Alberta premier claims feds blocking fix for ‘ABTraceTogether’ privacy issues

The premier's comments come after Alberta's privacy commissioner cited privacy concerns with the contact tracing app

Alberta Premier Jason Kenney accused the federal government of preventing the province from working with Apple and Google to improve its contact tracing app.

“Unfortunately, the government of Canada has told Google and Apple not to work with the government of Alberta — or other provincial governments — on improving the TraceTogether app,” Kenney said during a press conference, as reported by CBC News.

Kenney’s comments come after Alberta’s privacy commissioner released a report citing privacy concerns with the province’s contact tracing app. Called ‘ABTraceTogether,’ the app uses Bluetooth to identify other nearby smartphones with the app and log contact between people. The platform can help Alberta Health track the spread of COVID-19.

However, late last week, Alberta’s privacy commissioner said that using ABTraceTogether on an iPhone was a potential privacy risk. Because of the restrictive nature of iOS, ABTraceTogether requires the phone to be unlocked and the app open in order to perform contact tracing properly.

Apple and Google’s API designed to avoid these issues

Apple and Google partnered to develop a contact tracing API to avoid potential issues like the one with ABTraceTogether by offering a system that health apps can plug into. The software giants’ API can ensure certain levels of security, interoperability and compatibility.

Further, Kenney said he wants to work with Apple and Google to fix the problem, but Ottawa wants “cooperation on a single national platform.” The premier points out that there isn’t a single national platform.

Last month, the federal government announced that it was working on a national contact tracing app. Canadian Digital Service, a federal initiative, is heading the project along with Ontario Digital Service. Additionally, volunteers from tech firm Shopify are helping. The national platform will rely on Apple and Google’s Exposure Notifications API.

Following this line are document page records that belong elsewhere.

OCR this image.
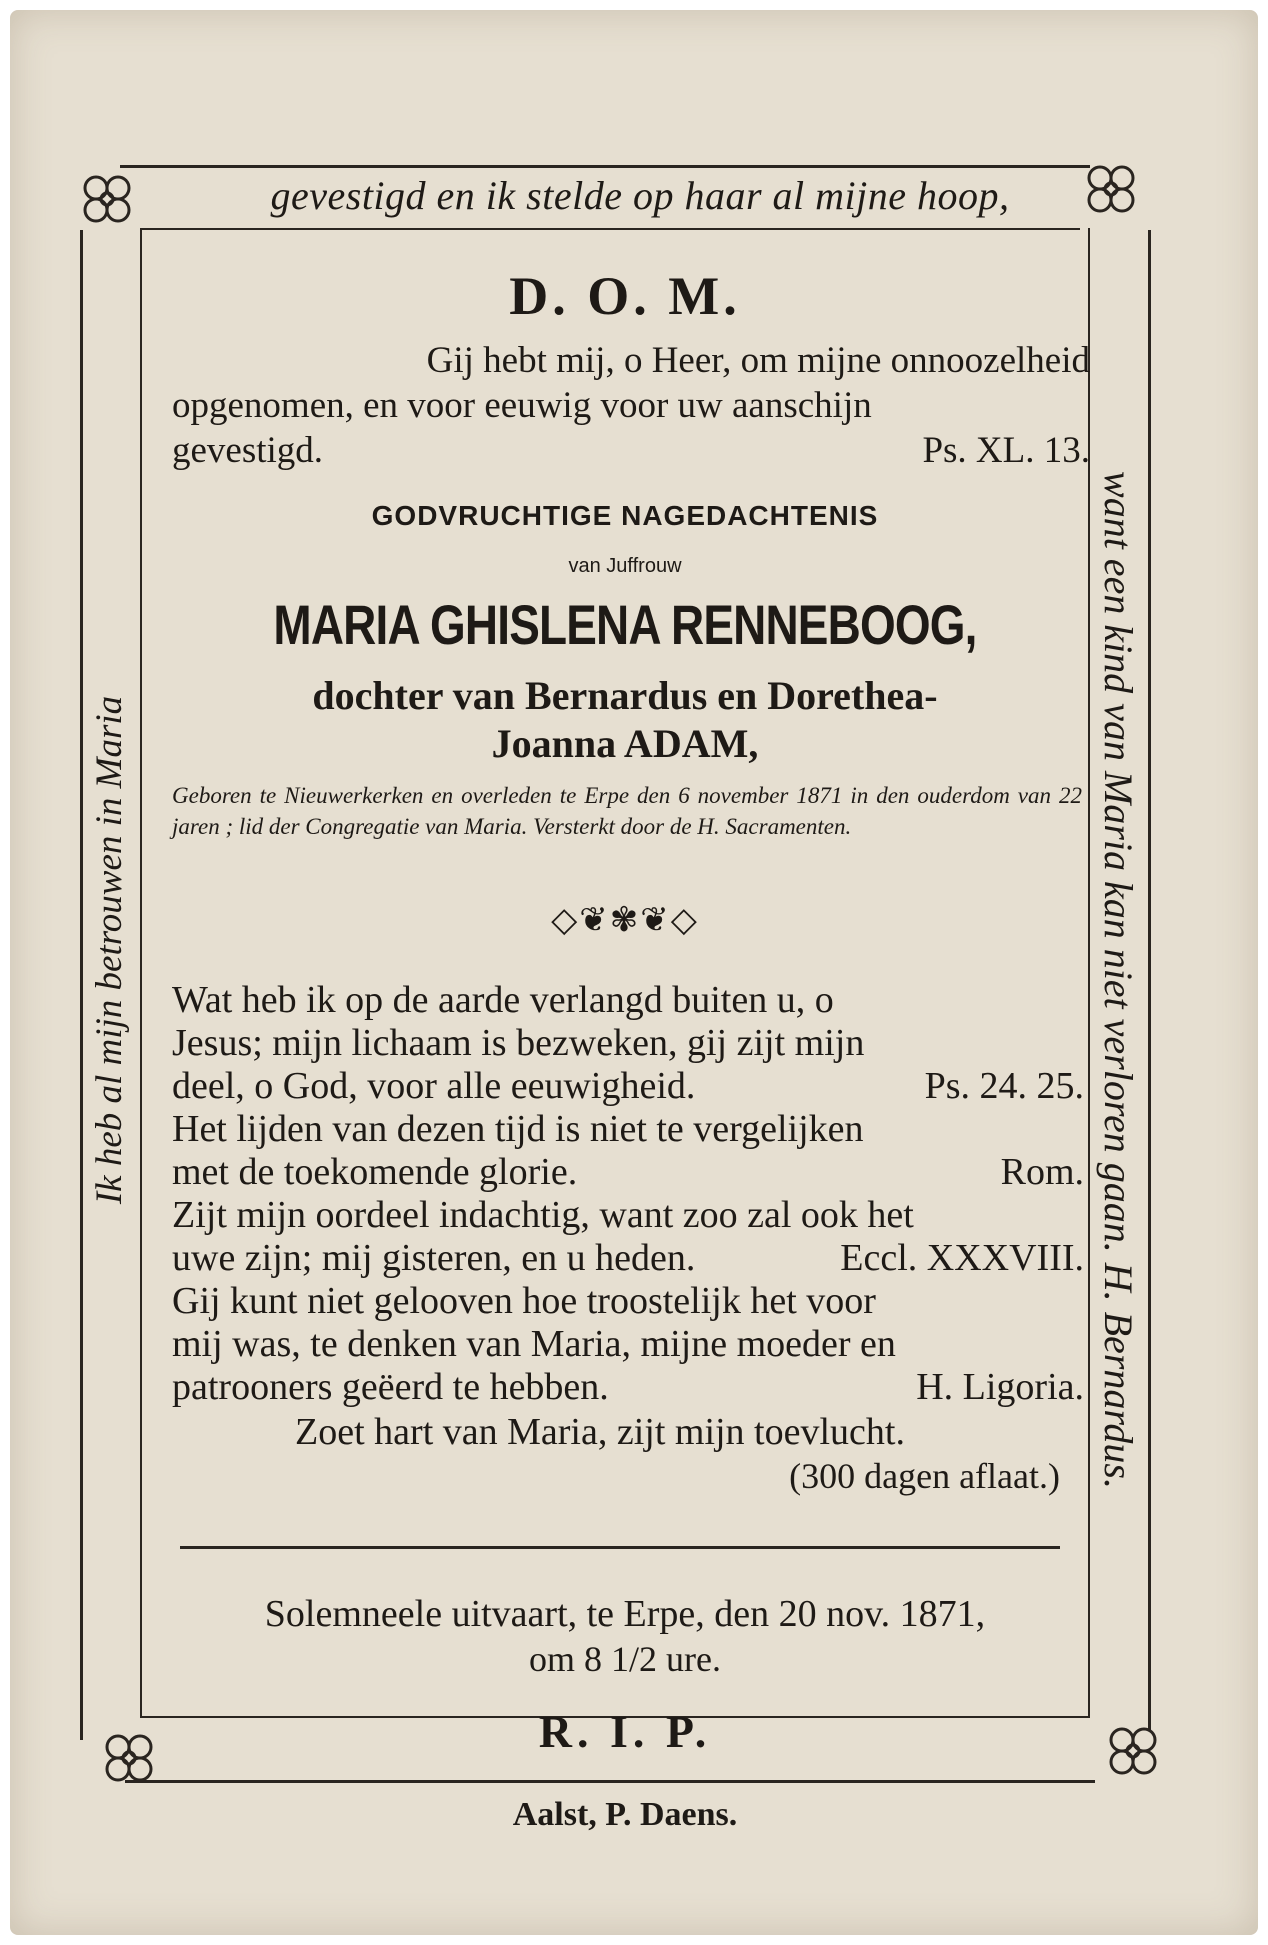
gevestigd en ik stelde op haar al mijne hoop,
Ik heb al mijn betrouwen in Maria	want een kind van Maria kan niet verloren gaan. H. Bernardus.
D. O. M.
Gij hebt mij, o Heer, om mijne onnoozelheid
opgenomen, en voor eeuwig voor uw aanschijn
gevestigd.	Ps. XL. 13.
GODVRUCHTIGE NAGEDACHTENIS
van Juffrouw
MARIA GHISLENA RENNEBOOG,
dochter van Bernardus en Dorethea-
Joanna ADAM,
Geboren te Nieuwerkerken en overleden te Erpe den 6 november 1871 in den ouderdom van 22 jaren ; lid der Congregatie van Maria. Versterkt door de H. Sacramenten.
◇❦✾❦◇
Wat heb ik op de aarde verlangd buiten u, o
Jesus; mijn lichaam is bezweken, gij zijt mijn
deel, o God, voor alle eeuwigheid.	Ps. 24. 25.
Het lijden van dezen tijd is niet te vergelijken
met de toekomende glorie.	Rom.
Zijt mijn oordeel indachtig, want zoo zal ook het
uwe zijn; mij gisteren, en u heden.	Eccl. XXXVIII.
Gij kunt niet gelooven hoe troostelijk het voor
mij was, te denken van Maria, mijne moeder en
patrooners geëerd te hebben.	H. Ligoria.
Zoet hart van Maria, zijt mijn toevlucht.
(300 dagen aflaat.)
Solemneele uitvaart, te Erpe, den 20 nov. 1871,
om 8 1/2 ure.
R. I. P.
Aalst, P. Daens.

The platform was supposed to launch in Ontario on July 2nd before coming to other provinces. However, the government delayed the launch.

Apple, Google intended contact tracing API for national use

Kenney isn’t the first premier to accuse the federal government of interference. New Brunswick Premier Blaine Higgs also accused Ottawa of interfering with plans to implement a provincial app. However, it’s also worth noting that Apple and Google designed the Exposure Notification System to work at a national level. Although the companies said that where necessary, they could help implement the system at a state or provincial level, the goal for most countries is a national app.

As such, a country-wide solution from the federal government likely outranks any provincial app.

In response to Kenney’s comments, Health Minister Patty Hajdu told CBC News in an email that the government “continue[s] to work with Apple, Google and [its] partners in jurisdictions across Canada on a voluntary national app that will be ready for download very soon.”

Alberta’s Health Minister Tyler Shandro told CBC News that Alberta would support a national app but still wants to work with Apple and Google to fix Alberta’s app.

Kenney says he brought up the issue with Prime Minister Justin Trudeau during a recent weekly call with the premiers.